Seattle: Amazon has reportedly taken corrective steps after an internal experiment to encourage artificial intelligence adoption led to unintended consequences, including rising operational costs and misuse of AI tools by employees.
According to reports, the company has shut down an internal leaderboard system called “KiroRank”, which tracked and ranked employees based on their usage of AI tools on its Kiro developer platform. The move follows concerns that some workers were engaging in “tokenmaxxing” — artificially inflating their AI usage to climb rankings rather than focusing on productive outcomes.
The development highlights a growing challenge for global technology firms: balancing rapid AI adoption with cost efficiency and meaningful application.
From innovation push to unintended behaviour
The KiroRank system was originally introduced with the aim of encouraging employees to integrate AI into their daily workflows. By measuring usage, Amazon hoped to accelerate adoption of AI tools among engineers and developers.

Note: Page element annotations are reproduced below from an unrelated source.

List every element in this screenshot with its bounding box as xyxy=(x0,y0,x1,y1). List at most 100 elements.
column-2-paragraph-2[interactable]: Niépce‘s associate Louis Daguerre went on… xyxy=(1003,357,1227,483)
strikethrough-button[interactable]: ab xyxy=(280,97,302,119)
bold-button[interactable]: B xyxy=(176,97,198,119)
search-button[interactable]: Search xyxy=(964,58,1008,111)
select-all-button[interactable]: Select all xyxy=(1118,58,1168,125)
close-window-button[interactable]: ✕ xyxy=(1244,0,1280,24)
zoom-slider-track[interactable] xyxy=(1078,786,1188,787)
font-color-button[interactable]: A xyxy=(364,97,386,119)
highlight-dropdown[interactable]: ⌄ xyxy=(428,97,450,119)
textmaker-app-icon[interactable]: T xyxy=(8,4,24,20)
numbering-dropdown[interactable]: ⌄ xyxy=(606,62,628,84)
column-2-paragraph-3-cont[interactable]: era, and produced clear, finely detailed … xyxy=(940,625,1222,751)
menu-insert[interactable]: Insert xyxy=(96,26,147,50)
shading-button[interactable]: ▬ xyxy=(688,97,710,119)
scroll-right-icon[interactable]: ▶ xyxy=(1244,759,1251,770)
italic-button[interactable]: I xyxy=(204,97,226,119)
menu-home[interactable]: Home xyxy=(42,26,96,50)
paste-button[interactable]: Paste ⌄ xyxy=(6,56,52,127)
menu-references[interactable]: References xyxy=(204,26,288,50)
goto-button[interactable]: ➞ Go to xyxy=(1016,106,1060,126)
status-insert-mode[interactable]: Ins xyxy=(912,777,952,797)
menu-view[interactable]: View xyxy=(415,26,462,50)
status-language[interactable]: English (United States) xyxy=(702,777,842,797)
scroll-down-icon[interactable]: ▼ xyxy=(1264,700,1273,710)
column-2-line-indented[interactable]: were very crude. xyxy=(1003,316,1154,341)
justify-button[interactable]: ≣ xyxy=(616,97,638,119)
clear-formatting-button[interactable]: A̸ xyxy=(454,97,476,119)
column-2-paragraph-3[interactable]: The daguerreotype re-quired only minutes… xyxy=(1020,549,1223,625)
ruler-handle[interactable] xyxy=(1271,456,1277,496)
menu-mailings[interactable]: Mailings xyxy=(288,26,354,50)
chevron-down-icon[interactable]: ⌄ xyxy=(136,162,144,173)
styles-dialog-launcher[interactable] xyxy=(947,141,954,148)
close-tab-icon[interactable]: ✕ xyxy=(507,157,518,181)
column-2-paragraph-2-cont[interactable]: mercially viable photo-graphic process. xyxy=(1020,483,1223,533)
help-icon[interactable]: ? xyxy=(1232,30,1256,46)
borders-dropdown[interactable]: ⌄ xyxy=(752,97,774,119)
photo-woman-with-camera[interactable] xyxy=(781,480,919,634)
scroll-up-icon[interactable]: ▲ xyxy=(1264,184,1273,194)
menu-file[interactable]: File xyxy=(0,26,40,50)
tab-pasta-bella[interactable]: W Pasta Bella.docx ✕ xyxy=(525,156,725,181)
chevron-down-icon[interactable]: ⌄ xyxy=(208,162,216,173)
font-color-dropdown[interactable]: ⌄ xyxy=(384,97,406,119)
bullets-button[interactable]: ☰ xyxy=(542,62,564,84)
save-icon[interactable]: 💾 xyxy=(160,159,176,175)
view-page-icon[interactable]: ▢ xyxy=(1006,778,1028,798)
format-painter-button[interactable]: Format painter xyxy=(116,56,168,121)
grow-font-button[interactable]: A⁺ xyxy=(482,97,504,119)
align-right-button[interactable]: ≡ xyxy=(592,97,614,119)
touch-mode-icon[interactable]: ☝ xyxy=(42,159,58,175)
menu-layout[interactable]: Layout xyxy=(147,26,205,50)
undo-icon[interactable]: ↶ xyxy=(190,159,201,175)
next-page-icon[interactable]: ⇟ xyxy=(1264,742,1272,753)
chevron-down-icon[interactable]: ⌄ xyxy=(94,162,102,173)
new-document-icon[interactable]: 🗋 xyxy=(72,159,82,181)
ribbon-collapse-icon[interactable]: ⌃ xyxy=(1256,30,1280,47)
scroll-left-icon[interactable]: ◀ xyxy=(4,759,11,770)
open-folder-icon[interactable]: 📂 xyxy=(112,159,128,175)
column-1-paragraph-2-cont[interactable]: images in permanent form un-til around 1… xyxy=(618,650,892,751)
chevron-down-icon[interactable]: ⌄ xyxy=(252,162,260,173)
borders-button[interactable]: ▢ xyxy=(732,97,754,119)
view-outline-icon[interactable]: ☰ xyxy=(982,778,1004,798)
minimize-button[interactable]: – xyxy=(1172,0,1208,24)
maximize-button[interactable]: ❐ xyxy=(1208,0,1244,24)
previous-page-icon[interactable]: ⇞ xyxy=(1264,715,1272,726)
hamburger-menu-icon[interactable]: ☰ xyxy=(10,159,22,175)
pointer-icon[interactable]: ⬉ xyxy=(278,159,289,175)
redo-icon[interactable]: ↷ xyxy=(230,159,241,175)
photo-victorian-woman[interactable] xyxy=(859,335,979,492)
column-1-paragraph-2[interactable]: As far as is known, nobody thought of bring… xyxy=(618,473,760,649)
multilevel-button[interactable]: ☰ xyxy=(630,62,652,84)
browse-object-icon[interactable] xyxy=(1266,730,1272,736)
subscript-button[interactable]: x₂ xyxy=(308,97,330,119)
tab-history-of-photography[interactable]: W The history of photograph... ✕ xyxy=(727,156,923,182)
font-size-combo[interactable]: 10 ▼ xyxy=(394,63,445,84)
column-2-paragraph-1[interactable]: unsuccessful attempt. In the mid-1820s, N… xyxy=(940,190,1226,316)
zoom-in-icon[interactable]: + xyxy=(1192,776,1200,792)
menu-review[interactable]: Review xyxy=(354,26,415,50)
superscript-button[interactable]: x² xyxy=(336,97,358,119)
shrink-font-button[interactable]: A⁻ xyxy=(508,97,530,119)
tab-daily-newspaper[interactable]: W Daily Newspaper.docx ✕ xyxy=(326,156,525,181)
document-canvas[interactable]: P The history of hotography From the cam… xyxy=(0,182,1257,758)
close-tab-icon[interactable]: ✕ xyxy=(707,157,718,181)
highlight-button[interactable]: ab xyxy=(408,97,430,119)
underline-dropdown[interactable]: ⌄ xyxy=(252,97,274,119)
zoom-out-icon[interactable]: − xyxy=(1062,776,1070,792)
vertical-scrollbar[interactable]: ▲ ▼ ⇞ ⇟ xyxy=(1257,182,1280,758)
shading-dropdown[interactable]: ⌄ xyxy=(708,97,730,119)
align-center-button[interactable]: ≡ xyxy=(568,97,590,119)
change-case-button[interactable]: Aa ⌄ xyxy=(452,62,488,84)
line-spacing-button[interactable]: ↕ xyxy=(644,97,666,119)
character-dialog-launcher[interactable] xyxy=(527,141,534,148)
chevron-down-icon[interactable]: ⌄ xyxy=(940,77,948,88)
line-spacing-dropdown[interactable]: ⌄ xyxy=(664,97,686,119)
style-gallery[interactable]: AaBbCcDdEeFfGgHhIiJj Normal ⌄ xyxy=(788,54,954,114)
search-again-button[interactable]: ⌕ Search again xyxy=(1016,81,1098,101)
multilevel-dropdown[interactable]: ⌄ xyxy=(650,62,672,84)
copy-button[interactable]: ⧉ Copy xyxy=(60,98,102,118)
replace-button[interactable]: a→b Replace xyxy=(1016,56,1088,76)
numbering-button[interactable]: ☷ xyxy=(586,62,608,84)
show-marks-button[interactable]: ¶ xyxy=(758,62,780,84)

However, the initiative appears to have backfired. Instead of promoting efficiency, it reportedly incentivised excessive and unnecessary use of AI systems.
Employees began using AI tools for tasks that did not require automation, simply to boost their scores on the leaderboard. This behaviour, described as “tokenmaxxing”, refers to maximising the consumption of AI tokens — the units of data processed by AI models — regardless of actual utility.
Dave Treadwell, a senior vice-president at Amazon, acknowledged the issue in an internal communication. While noting that the leaderboard had been created with “good intentions”, he reportedly urged employees to avoid using AI without purpose. “Please don’t use AI just for the sake of using AI,” he told staff.
Rising AI costs force rethink
The decision to remove the leaderboard comes amid broader concerns about the cost of deploying advanced AI systems. Unlike traditional software tools, AI platforms often rely on usage-based pricing, where expenses increase with the volume of data processed.
For large organisations like Amazon, even small inefficiencies in usage can quickly scale into significant costs.
Industry-wide, companies are beginning to reassess how they measure AI adoption. Earlier, metrics such as total usage or number of interactions were seen as indicators of progress. However, the Amazon episode suggests that such metrics can be misleading if not aligned with productivity or business outcomes.
Amazon has now reportedly shifted to a new performance metric called “normalised deployments”, which focuses on whether engineers are using AI tools to deliver meaningful results, such as writing effective code or completing projects efficiently.
Industry-wide cost pressures
The issue is not limited to Amazon. Across the technology sector, companies are grappling with the financial implications of large-scale AI deployment.
Anthropic, which develops advanced AI models, has moved towards consumption-based pricing structures. While this approach reflects actual usage, it has also led to higher costs for some enterprise customers.
Similarly, reports suggest that Microsoft has been reviewing its AI-related expenses and scaling back certain tool licences to manage operational budgets.
Executives across the industry have also begun raising concerns about whether heavy reliance on AI tools is always cost-effective. In some cases, the expense of running advanced AI systems may rival or exceed the cost of hiring skilled human professionals.
Amazon’s massive AI investment
Despite efforts to control costs, Amazon continues to invest heavily in artificial intelligence infrastructure. The company is expected to spend nearly $200 billion (approximately ₹16.6 lakh crore) in capital expenditure this year, with a significant portion allocated to data centres and AI systems.
Amazon also relies on external AI partnerships, including its use of models developed by Anthropic, even as it builds its own capabilities.
At the same time, the company has undertaken workforce reductions in recent months as part of broader cost-cutting measures. This reflects the delicate balance between investing in future technologies and maintaining financial discipline.
A shift towards responsible AI use
The KiroRank episode underscores a key lesson for organisations adopting AI at scale: usage alone is not a meaningful metric unless it translates into tangible value.
Experts note that companies must design incentive systems carefully to avoid unintended behaviour. Metrics that reward quantity over quality can lead to inefficiencies, increased costs and even reduced productivity.
By shifting its focus to outcome-based evaluation, Amazon appears to be aligning its AI strategy with practical business goals rather than raw adoption figures.
Conclusion
Amazon’s decision to dismantle its AI usage leaderboard highlights the growing pains of integrating artificial intelligence into large organisations. While AI remains a critical driver of innovation, its effective use requires careful management of both human behaviour and financial resources.
As more companies invest billions into AI technologies, the emphasis is likely to move from how often tools are used to how well they contribute to real-world outcomes. For Amazon and its peers, the challenge will be ensuring that AI delivers value without becoming an unchecked expense.